At this point one has to pinch one’s arm – are we not talking about incredibly important texts preserved in old manuscripts, each different from the other, each with its fascinating history? How could it have come to this? Show a moderately curious person a manuscript and he or she is invariably smitten, drawn towards its peculiarity, its message, the miracle of its existence. Verily I say unto you: Those medievalists who deny themselves the opportunity to work with manuscripts are losing out on one of the greatest pleasures they can have with their clothes on. (Svanhildur 14-5, bold emphasis mine)
One of the main reasons, I believe, for the bankruptcy (if that is not too strong a word) of the Arnamagnæan approach to editing is the fact that projects have been the responsibility of individuals. The ever-increasing demands that every stone be turned have blown the edition of even the shortest of texts into a gigantic task that requires years of solitary confinement to complete. No sane person wants to spend her life like that. And why should she? Modern editorial projects should be defined
as group projects. Not only will this save editors from depression and loneliness, but it will increase the likelihood of the projects making it past the goalposts, of editions actually materializing, and – last but not least – it is the only way out of the prison of specialization. By bringing together the efforts of a group of people and pooling resources, we can have our cake and eat it – we can fulfill the modern criteria for accuracy and transparency in the presentation of the manuscript evidence, but we can also unite the world of nineteenth-century philologists and the interests of the many branches of twentieth-century scholarship. This is because every member of the group will wear the cloak of the philologist as well as being a linguist, or a historian, a literary historian, or art historian. The collective work on the text will inform the studies of the individuals, and their various expertise will bring valuable insights and interpretations which will be fed into the commentary on the texts. (Svanhildur 16-7)

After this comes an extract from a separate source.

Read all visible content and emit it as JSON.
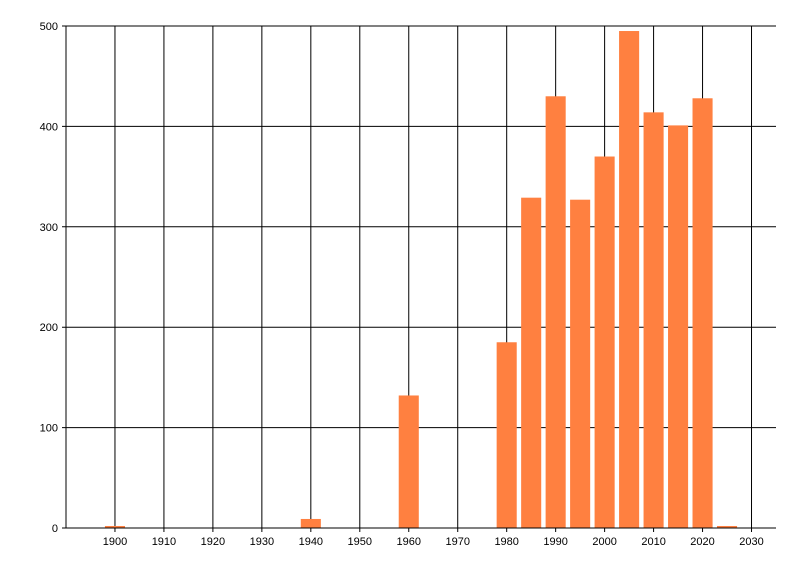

And the main thing is: anyone can do it [manuscript editing]. The only prerequisite is a knowledge of the language – a skill that is necessary anyway for any person who intends to become seriously involved in Old Norse studies. The flip-side of that coin is that one’s knowledge of the language is greatly enhanced by grappling with editing texts. So it works both ways and gradually one becomes more adept. However, the basic responsibility for language acquisition lies with all your universities. It is vital to preserve the teaching of Old Norse/Icelandic language in as many places as possible. And when students have progressed beyond the initial stage, it is desirable that editing projects be accepted as part of their degrees. (Svanhildur 19)
Electronic editions must not become yet another area of specialization, where we have on the one side a small band of experts who know all about how to produce them – in theory – and on the other hand a handful of ageing philologists who are supposed to be the practitioners but haven’t a clue how to orientate themselves in the unfamiliar building. Theory and practice must go hand in hand. And practical considerations must be given attention. If editorial projects are to be realistic, a balance must be struck between possibility and feasibility. There is hardly a limit to the detail one can get into when editing and commentating a text. This holds true for printed editions, and in the electronic world the possibilities have multiplied. You can tag yourself to death. Let’s not lose the will to live. (Svanhildur 21)
And she ends with this:
Every person in this auditorium knows the meaning of the word philology. It means love of words. So let’s do it – let’s fall in love. (Svanhildur 21)From:
Svanhildur Oskarsdottir. “To the letter: Philology as a core component of Old Norse studies.” Scripta Islandica, vol. 60, 2009, pp. 7–21.